The State Administration of Foreign Experts Affairs (SAFEA; Chinese: 国家外国专家局; pinyin: Guójiā Wàiguó Zhuānjiā Jú) is an external name used by China's Ministry of Human Resources and Social Security. SAFEA was previously its own agency of the government of the People's Republic of China (PRC) that operated under the State Council and the Ministry of Human Resources and Social Security. It was responsible for recruiting foreign experts outside of mainland China - including Taiwan and the special administrative regions - for work in the PRC, and managing the training of Chinese nationals outside of the PRC.[1] It was headquartered in Zhongguancun, Haidian District, Beijing.[2]

The sign of SAFEA at the Ministry of Human Resources and Social Security in 2024

SAFEA founded in 1956[3] and abolished in March 2018, when its functions were absorbed by the Ministry of Science and Technology (MOST). The SAFEA name was retained to interact with foreign parties.[1] The name was transferred to the Ministry of Human Resources and Social Security in March 2023.[4]

Recruitment

The fields targeted for foreign recruitment included the economy, technology, management, education, engineering, science, culture, and healthcare. Foreigners usually worked in foreign invested joint-ventures, private industry, state-owned enterprises and public construction projects.[5]

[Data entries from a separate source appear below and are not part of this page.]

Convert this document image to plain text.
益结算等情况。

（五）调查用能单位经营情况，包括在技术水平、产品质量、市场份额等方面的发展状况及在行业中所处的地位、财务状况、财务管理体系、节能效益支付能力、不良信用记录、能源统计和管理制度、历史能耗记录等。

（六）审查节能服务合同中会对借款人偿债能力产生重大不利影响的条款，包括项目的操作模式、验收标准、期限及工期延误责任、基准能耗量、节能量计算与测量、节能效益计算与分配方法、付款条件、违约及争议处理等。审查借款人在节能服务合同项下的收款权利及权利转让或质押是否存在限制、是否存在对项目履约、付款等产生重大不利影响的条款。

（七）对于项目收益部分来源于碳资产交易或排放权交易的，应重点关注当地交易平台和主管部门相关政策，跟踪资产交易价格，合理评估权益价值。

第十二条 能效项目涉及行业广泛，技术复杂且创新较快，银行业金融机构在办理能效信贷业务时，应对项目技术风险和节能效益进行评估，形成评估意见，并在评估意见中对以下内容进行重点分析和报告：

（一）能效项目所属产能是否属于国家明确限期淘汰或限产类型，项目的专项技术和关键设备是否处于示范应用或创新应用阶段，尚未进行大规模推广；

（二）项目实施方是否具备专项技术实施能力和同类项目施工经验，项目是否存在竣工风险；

Programs and organizations supervised

Partnerships

SAFEA has had partnerships with universities and professional bodies in several countries, including:

Reaction

According to the 1999 Cox Report, SAFEA's CAIEP is "one of several organizations set up by the PRC for illicit technology transfer through contacts with Western scientists and engineers."[15] In March 2022, a federal jury convicted a man of fraudulently obtaining U.S. visas for CAIEP employees.[16]

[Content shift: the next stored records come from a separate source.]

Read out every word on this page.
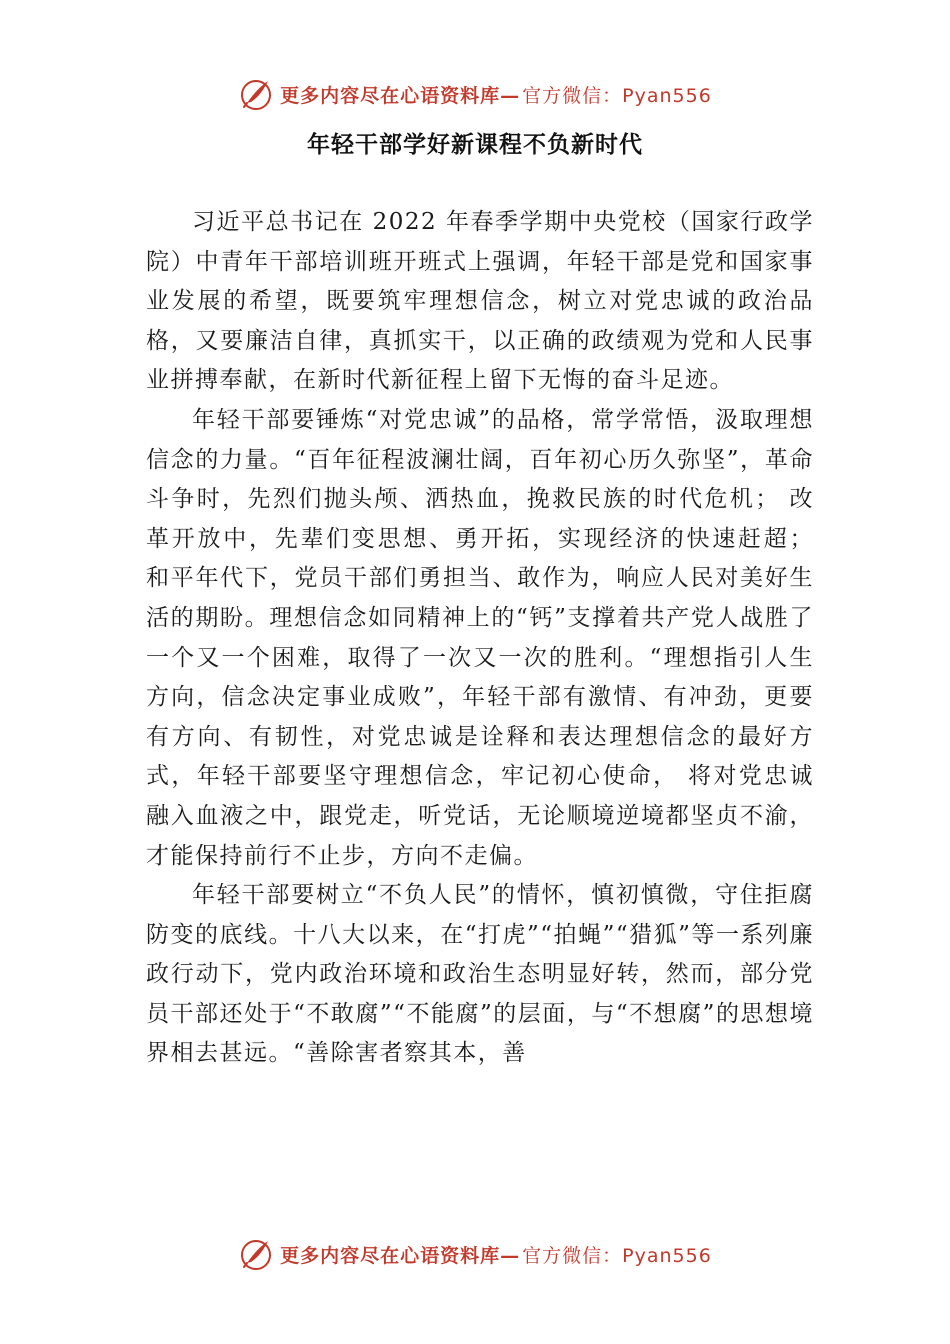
更多内容尽在心语资料库— 官方微信：Pyan556
年轻干部学好新课程不负新时代

习近平总书记在 2022 年春季学期中央党校（国家行政学院）中青年干部培训班开班式上强调，年轻干部是党和国家事业发展的希望，既要筑牢理想信念，树立对党忠诚的政治品格，又要廉洁自律，真抓实干，以正确的政绩观为党和人民事业拼搏奉献，在新时代新征程上留下无悔的奋斗足迹。

年轻干部要锤炼“对党忠诚”的品格，常学常悟，汲取理想信念的力量。“百年征程波澜壮阔，百年初心历久弥坚”，革命斗争时，先烈们抛头颅、洒热血，挽救民族的时代危机； 改革开放中，先辈们变思想、勇开拓，实现经济的快速赶超； 和平年代下，党员干部们勇担当、敢作为，响应人民对美好生活的期盼。理想信念如同精神上的“钙”支撑着共产党人战胜了一个又一个困难，取得了一次又一次的胜利。“理想指引人生方向，信念决定事业成败”，年轻干部有激情、有冲劲，更要有方向、有韧性，对党忠诚是诠释和表达理想信念的最好方式，年轻干部要坚守理想信念，牢记初心使命， 将对党忠诚融入血液之中，跟党走，听党话，无论顺境逆境都坚贞不渝，才能保持前行不止步，方向不走偏。

年轻干部要树立“不负人民”的情怀，慎初慎微，守住拒腐防变的底线。十八大以来，在“打虎”“拍蝇”“猎狐”等一系列廉政行动下，党内政治环境和政治生态明显好转，然而，部分党员干部还处于“不敢腐”“不能腐”的层面，与“不想腐”的思想境界相去甚远。“善除害者察其本，善

更多内容尽在心语资料库— 官方微信：Pyan556
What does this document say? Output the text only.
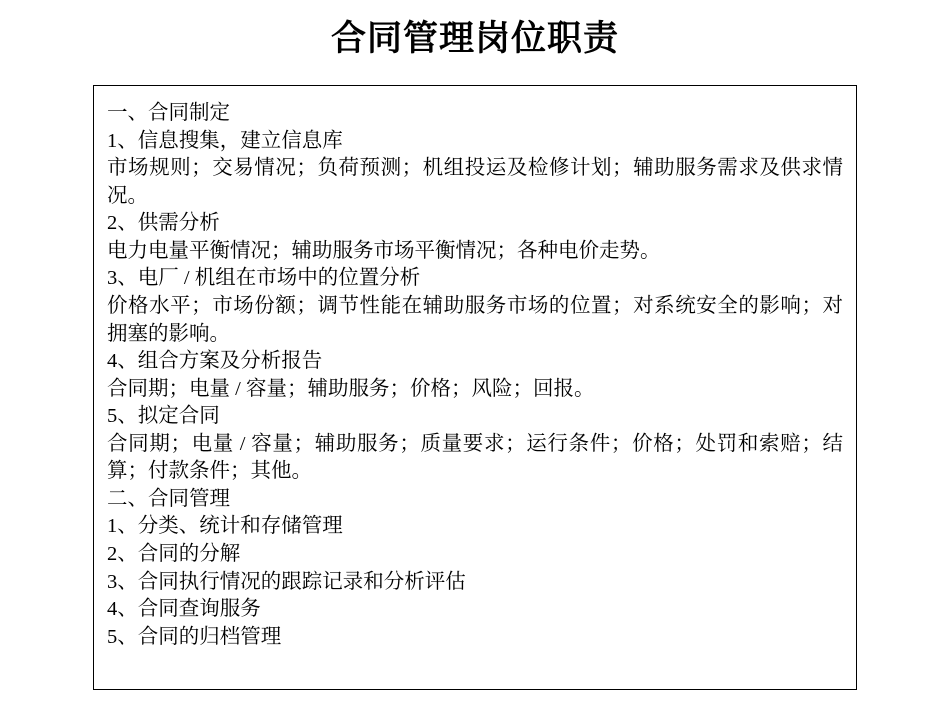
合同管理岗位职责
一、合同制定
1、信息搜集，建立信息库
市场规则；交易情况；负荷预测；机组投运及检修计划；辅助服务需求及供求情况。
2、供需分析
电力电量平衡情况；辅助服务市场平衡情况；各种电价走势。
3、电厂 / 机组在市场中的位置分析
价格水平；市场份额；调节性能在辅助服务市场的位置；对系统安全的影响；对拥塞的影响。
4、组合方案及分析报告
合同期；电量 / 容量；辅助服务；价格；风险；回报。
5、拟定合同
合同期；电量 / 容量；辅助服务；质量要求；运行条件；价格；处罚和索赔；结算；付款条件；其他。
二、合同管理
1、分类、统计和存储管理
2、合同的分解
3、合同执行情况的跟踪记录和分析评估
4、合同查询服务
5、合同的归档管理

A 2019 report by the United States Senate Homeland Security Permanent Subcommittee on Investigations stated that SAFEA's contracts with foreign experts "include provisions that violate U.S. standards of research integrity, place TTP members in compromising legal and ethical positions, and undermine fundamental U.S. scientific norms of transparency, reciprocity, and integrity."[17]

SAFEA has been the subject of espionage investigations. In 2010, Noshir Gowadia was convicted for selling classified information, primarily regarding the Northrop Grumman B-2 Spirit, to a SAFEA official.[18] SAFEA has been reported to operate nominally private front organizations such as Virginia-based Triway Enterprises.[10]